Como aconteceu o acidente
De acordo com as informações apuradas, a criança estava na propriedade rural, onde o pai trabalha, e teria acessado sozinha a área onde fica o tanque de peixes.
Após ser encontrada, familiares acionaram o Corpo de Bombeiros para prestar atendimento de emergência.
Atendimento durante o resgate
Enquanto a equipe seguia para a propriedade, os militares orientaram os familiares, por meio de uma chamada de vídeo, a iniciar imediatamente as manobras de ressuscitação cardiopulmonar (RCP).
Devido à distância entre a fazenda e a cidade, os familiares decidiram transportar a vítima em um veículo particular. No trajeto, o automóvel foi interceptado por uma equipe de resgate, que assumiu o atendimento.

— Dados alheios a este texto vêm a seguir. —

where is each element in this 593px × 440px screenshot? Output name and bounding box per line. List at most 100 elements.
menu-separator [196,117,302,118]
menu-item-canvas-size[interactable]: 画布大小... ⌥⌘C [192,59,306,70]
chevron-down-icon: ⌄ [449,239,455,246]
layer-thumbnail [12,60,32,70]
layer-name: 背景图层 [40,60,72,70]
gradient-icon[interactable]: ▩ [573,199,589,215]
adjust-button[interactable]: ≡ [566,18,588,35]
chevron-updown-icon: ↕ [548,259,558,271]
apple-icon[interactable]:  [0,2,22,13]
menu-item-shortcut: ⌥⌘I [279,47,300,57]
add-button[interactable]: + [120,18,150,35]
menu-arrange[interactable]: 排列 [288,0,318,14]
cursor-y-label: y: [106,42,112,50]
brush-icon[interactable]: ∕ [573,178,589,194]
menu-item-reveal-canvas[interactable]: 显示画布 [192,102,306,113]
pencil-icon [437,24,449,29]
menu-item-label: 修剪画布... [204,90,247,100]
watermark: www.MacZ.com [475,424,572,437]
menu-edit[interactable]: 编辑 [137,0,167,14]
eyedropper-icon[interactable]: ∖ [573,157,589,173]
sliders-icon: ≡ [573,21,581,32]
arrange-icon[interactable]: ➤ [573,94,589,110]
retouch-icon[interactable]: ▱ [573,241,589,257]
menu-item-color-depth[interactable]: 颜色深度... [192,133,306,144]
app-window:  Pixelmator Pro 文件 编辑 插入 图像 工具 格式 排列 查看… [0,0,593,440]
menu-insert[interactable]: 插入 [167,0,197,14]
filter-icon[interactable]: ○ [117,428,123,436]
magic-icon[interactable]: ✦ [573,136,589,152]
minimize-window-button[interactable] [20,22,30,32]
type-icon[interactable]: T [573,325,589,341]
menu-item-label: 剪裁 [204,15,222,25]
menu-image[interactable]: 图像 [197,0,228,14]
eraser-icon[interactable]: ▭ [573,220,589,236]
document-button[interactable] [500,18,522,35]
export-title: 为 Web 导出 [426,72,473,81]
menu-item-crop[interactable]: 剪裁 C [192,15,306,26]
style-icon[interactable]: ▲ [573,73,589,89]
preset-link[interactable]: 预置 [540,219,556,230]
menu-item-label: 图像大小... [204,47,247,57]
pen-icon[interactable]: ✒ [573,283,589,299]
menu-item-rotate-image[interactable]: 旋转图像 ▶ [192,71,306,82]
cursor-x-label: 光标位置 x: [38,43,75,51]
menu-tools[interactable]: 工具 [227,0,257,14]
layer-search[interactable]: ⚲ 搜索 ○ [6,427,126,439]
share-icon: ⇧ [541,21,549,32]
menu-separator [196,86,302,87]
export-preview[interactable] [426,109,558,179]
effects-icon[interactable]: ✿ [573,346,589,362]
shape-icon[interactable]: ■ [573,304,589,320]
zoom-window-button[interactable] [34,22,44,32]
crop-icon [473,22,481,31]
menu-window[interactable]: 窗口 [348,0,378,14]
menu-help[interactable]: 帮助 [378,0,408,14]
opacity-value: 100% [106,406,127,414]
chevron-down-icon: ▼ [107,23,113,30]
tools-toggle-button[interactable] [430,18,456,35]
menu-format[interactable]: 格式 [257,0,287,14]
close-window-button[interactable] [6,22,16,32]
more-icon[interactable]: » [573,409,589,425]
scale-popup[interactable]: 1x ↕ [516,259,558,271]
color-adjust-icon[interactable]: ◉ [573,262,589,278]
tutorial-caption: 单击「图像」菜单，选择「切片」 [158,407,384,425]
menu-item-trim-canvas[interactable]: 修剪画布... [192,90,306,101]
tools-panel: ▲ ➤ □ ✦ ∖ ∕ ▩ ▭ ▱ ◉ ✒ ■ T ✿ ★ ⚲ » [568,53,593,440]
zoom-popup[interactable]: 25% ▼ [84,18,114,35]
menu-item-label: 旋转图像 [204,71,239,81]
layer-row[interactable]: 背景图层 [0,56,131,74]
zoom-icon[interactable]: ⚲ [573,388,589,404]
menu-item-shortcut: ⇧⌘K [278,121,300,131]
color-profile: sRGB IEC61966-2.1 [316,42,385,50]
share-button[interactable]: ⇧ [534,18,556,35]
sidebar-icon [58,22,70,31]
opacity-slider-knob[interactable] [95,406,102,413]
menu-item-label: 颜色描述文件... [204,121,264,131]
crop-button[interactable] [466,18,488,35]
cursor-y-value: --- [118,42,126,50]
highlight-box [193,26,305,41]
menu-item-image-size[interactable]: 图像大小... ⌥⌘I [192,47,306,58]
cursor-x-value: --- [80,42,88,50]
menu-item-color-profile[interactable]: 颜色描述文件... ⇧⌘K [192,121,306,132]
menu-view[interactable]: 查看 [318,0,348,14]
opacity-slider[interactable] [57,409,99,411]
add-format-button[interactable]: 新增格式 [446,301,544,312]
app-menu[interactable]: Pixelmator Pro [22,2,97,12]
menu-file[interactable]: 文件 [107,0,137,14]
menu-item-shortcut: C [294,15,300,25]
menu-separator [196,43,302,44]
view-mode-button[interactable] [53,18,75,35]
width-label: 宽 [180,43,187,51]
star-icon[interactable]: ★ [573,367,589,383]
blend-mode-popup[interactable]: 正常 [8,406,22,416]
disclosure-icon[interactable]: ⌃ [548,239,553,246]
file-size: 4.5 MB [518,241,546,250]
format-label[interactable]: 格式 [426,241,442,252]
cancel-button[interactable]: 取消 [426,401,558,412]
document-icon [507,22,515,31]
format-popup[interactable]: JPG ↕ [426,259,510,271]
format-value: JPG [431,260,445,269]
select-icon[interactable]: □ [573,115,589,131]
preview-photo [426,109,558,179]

Durante o deslocamento até o Hospital Municipal de Chapadão do Sul, os bombeiros realizaram manobras de reanimação e utilizaram um desfibrilador externo automático na tentativa de restabelecer os sinais vitais da criança.
Óbito foi confirmado no hospital
Apesar dos procedimentos realizados durante o atendimento pré-hospitalar e do transporte até a unidade de saúde, a bebê não resistiu. O óbito foi confirmado após a chegada ao Hospital Municipal de Chapadão do Sul.
Caso será investigado
A morte deverá ser registrada em boletim de ocorrência. As circunstâncias do acidente serão apuradas pelas autoridades responsáveis, que irão investigar como ocorreu o afogamento.
Alerta sobre afogamentos infantis
Especialistas em segurança infantil alertam que tanques, piscinas, açudes, caixas d’água e outros reservatórios representam risco para crianças pequenas. A recomendação é manter barreiras físicas, supervisão constante de um adulto e restringir o acesso de crianças a locais com água, especialmente em propriedades rurais.